Even Oliver Tambo, who was the head of the ANC from the late 1960s through 1991 (take into account that the ANC dominated resistance against segregation and apartheid during the 20th century, so most people in South Africa should know who Tambo was), gets the same treatment. They don’t know who he is.

This is all terrible, of course, but one video really drove me off the cliff.

In the last of the four videos I saw, two young people, one white and one black, are shown the usual photos of celebrities first: They see Che Guevara (he was not a celebrity, of course, though we know where the TBWAHuntLascaris’ researchers would get that idea from), Paris Hilton, Kanye West, Britney Spears, and Chuck Norris.

The young people are then shown an image of Joe Slovo, leader of the ANC’s armed wing, probably the most prominent Communist leader, and later the first Housing Minister in the first democratic cabinet after 1994. They both hesitate, then get confident: “An investor,” an “old man” and described as someone who is “very old.” When offered a clue, the black students even wonder if Slovo is “Verwoerd.” One of the black students then gives up: “I don’t know him.” And when he realizes that’s the wrong answer, he asks: “Are we supposed to know him?”

Hendrik Verwoerd was, of course, Apartheid prime minister from the mid-1950s through 1966 and responsible for making the homelands (bantustan) policy a reality and for deepening segregation before he was murdered by a coloured (black) parliamentary worker, who Apartheid then proceed to paint as crazy.
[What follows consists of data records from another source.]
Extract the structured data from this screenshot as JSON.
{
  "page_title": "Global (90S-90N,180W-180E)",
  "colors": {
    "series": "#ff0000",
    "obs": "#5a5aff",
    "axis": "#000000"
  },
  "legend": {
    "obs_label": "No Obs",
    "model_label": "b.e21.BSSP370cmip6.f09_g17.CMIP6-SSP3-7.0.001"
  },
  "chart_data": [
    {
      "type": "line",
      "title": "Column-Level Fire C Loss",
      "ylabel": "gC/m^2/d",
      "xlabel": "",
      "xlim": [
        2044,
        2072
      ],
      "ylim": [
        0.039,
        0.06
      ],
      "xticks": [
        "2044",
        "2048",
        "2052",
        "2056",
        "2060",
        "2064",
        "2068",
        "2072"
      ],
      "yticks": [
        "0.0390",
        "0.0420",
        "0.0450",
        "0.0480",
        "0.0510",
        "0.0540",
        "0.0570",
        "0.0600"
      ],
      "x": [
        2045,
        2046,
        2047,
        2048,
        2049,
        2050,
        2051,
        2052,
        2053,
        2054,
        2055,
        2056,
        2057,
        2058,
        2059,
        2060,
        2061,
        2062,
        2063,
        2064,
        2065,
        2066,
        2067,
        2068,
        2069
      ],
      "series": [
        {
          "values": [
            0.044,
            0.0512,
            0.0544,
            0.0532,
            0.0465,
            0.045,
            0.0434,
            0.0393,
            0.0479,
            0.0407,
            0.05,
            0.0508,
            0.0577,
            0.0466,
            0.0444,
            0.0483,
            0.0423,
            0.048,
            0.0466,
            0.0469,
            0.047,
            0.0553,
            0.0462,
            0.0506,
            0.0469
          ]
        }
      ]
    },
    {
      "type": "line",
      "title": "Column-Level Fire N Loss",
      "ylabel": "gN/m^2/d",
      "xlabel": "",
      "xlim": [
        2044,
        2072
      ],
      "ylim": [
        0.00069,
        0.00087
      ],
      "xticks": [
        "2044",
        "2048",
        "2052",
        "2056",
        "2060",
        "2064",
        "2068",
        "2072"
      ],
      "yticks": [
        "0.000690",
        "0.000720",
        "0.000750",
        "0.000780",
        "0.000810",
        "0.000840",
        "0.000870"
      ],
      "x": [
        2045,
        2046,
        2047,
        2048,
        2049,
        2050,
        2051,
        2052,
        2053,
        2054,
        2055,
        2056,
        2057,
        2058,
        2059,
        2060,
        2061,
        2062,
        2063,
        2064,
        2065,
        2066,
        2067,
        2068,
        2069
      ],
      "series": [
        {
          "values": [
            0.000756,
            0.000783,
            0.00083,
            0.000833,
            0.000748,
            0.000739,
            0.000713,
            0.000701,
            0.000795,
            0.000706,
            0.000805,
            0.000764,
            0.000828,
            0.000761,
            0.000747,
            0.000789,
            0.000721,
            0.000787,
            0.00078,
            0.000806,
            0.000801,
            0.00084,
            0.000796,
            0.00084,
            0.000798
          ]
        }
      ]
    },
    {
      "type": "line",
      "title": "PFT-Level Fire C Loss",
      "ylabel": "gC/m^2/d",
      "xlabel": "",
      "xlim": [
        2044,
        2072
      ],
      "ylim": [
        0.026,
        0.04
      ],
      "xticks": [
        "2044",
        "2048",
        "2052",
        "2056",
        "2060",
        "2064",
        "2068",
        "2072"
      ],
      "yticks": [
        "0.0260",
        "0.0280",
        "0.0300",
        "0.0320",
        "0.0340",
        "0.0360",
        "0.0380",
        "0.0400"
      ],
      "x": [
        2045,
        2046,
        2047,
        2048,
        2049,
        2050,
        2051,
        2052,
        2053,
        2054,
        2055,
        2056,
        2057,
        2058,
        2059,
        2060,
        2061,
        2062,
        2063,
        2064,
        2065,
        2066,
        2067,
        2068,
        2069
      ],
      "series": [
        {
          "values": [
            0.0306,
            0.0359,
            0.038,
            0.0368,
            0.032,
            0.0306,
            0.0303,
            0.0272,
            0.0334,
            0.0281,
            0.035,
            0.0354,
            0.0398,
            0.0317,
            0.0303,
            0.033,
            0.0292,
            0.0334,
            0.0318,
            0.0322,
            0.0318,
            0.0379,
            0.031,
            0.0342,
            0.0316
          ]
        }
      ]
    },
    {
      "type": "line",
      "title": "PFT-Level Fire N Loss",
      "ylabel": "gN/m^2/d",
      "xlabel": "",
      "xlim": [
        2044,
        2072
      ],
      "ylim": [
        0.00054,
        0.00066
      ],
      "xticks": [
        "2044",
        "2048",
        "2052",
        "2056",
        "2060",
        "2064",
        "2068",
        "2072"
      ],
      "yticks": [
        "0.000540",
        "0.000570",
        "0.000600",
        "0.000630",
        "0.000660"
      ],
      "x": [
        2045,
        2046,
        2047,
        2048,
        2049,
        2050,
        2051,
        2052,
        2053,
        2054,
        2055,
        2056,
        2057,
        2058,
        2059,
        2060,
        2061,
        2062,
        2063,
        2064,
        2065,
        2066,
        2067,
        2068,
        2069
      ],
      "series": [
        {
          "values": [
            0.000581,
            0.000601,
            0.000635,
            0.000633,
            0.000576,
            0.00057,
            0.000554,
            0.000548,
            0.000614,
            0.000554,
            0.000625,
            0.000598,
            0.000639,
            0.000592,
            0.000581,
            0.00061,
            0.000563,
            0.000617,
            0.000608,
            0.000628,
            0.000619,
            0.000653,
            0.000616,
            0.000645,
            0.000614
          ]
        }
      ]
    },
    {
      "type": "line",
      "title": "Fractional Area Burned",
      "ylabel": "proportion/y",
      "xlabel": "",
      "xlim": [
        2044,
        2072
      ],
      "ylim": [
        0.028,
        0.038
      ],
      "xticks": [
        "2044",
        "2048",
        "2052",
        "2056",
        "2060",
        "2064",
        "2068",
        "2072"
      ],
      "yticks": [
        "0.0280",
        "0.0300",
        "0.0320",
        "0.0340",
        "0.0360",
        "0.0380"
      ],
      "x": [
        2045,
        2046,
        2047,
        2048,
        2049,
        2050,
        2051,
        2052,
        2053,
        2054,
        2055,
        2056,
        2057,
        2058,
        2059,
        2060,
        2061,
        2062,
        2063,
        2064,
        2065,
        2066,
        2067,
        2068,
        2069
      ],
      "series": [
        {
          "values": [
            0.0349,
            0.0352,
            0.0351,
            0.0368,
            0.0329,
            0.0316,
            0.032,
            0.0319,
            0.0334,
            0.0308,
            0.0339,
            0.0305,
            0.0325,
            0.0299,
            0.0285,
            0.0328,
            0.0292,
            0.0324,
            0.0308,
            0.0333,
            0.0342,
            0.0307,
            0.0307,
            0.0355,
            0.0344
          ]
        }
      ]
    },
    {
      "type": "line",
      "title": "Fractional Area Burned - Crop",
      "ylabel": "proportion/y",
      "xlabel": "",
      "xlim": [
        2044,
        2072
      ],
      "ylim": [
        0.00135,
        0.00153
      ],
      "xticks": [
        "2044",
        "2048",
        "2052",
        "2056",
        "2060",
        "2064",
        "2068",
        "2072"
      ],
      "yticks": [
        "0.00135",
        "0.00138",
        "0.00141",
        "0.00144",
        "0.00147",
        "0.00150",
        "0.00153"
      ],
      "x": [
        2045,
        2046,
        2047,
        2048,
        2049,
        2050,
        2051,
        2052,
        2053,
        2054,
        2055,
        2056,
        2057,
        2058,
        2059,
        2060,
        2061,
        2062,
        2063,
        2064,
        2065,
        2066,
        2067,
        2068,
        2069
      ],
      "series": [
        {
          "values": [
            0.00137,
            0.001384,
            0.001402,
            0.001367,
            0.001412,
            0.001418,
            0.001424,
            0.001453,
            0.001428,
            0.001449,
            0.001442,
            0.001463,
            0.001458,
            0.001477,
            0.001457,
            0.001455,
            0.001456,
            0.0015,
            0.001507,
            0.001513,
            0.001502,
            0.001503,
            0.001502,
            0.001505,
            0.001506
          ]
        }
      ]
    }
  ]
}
He was voted in with large majorities by white voters and he hated black people and wanted them to be condemned to a life of misery. Joe Slovo was also white but, by contrast, sided with black South Africans and paid a heavy price for it. He is buried in Avalon Cemetery in Soweto, in a graveyard that Apartheid established in the early 1970s as a final segregated resting place for black people around Johannesburg.

TBWAHuntLascaris reports, “… [o]ver 86% of the people interviewed easily recognized the popular figures and failed to identify the South African anti-apartheid leader.”

What are they teaching them at Wits University?